The most recent works concentrate on the study of metabolic pattern of cancer cells using surface-charged nano-probes. We have recently found that the surface negative charges are the biophysical manifestation of the Warburg effect of cancer cells, associated with perpetual secretion of lactic acid. Using this approach, it is possible to directly detect and capture the so-called circulating tumor cells (CTC) in whole blood.
Another recent research deals with a new approach that is fundamentally different from all conventional cancer therapies that rely on diagnosis of the anatomic origins where the tumors are found. To treat cancers at molecular level, a recently developed “microRNA replacement therapy”is applied, utilizing nanocarriers, in order to regulate the driver oncogene, which is the core of cancer precision therapeutics. The outcome of the nano-mediated oncogenic regulation has to be accurately assessed by the genetically-characterized, patient-derived xenografts models.
Nano Detection of Circulating Tumor Cells
Cancer cells may detach from the original tumor and enter lymphatic fluid and/or blood upon formation of malignant tumor. These mobile cells are defined as circulating tumor cells (CTCs) and believed to be responsible for metastasis. We have developed a novel approach that can sensitively detect CTCs from whole blood via nanotechnologies.

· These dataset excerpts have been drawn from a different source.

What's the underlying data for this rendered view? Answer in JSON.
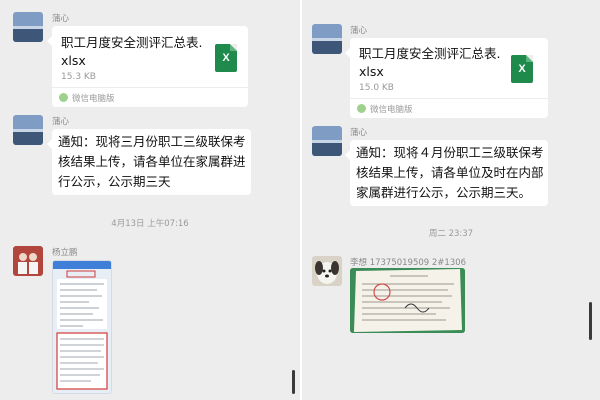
{
  "left": {
    "messages": [
      {
        "sender": "蒲心",
        "file_name_line1": "职工月度安全测评汇总表.",
        "file_name_line2": "xlsx",
        "file_size": "15.3 KB",
        "source": "微信电脑版"
      },
      {
        "sender": "蒲心",
        "text_lines": [
          "通知：现将三月份职工三级联保考",
          "核结果上传，请各单位在家属群进",
          "行公示，公示期三天"
        ]
      },
      {
        "sender": "杨立鹏"
      }
    ],
    "timestamp": "4月13日 上午07:16"
  },
  "right": {
    "messages": [
      {
        "sender": "蒲心",
        "file_name_line1": "职工月度安全测评汇总表.",
        "file_name_line2": "xlsx",
        "file_size": "15.0 KB",
        "source": "微信电脑版"
      },
      {
        "sender": "蒲心",
        "text_lines": [
          "通知：现将４月份职工三级联保考",
          "核结果上传，请各单位及时在内部",
          "家属群进行公示，公示期三天。"
        ]
      },
      {
        "sender": "李想 17375019509 2#1306"
      }
    ],
    "timestamp": "周二 23:37"
  },
  "icons": {
    "excel": "excel-file-icon",
    "wechat": "wechat-icon"
  },
  "colors": {
    "chat_bg": "#ededed",
    "excel_green": "#1e8a4c",
    "bubble": "#ffffff"
  }
}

The concept is quite straightforward. It has been found that all cancer cells share a hallmark metabolic pattern: high rate of glycolysis, resulting in a net of negative electrical charges on cancer cell surfaces. The positively-charged Fe3O4 magnetic nanoparticles can electrostatically bind onto CTCs and magnetically separate them from physiological fluids. Fig 1 shows the schematic diagram of CTC electrostatic capturing and magnetic separating process. Fig. 2 shows the fluorescent image of cancer cell nuclei (blue) and surface electrostatically bound Fe3O4 nanoparticles (green).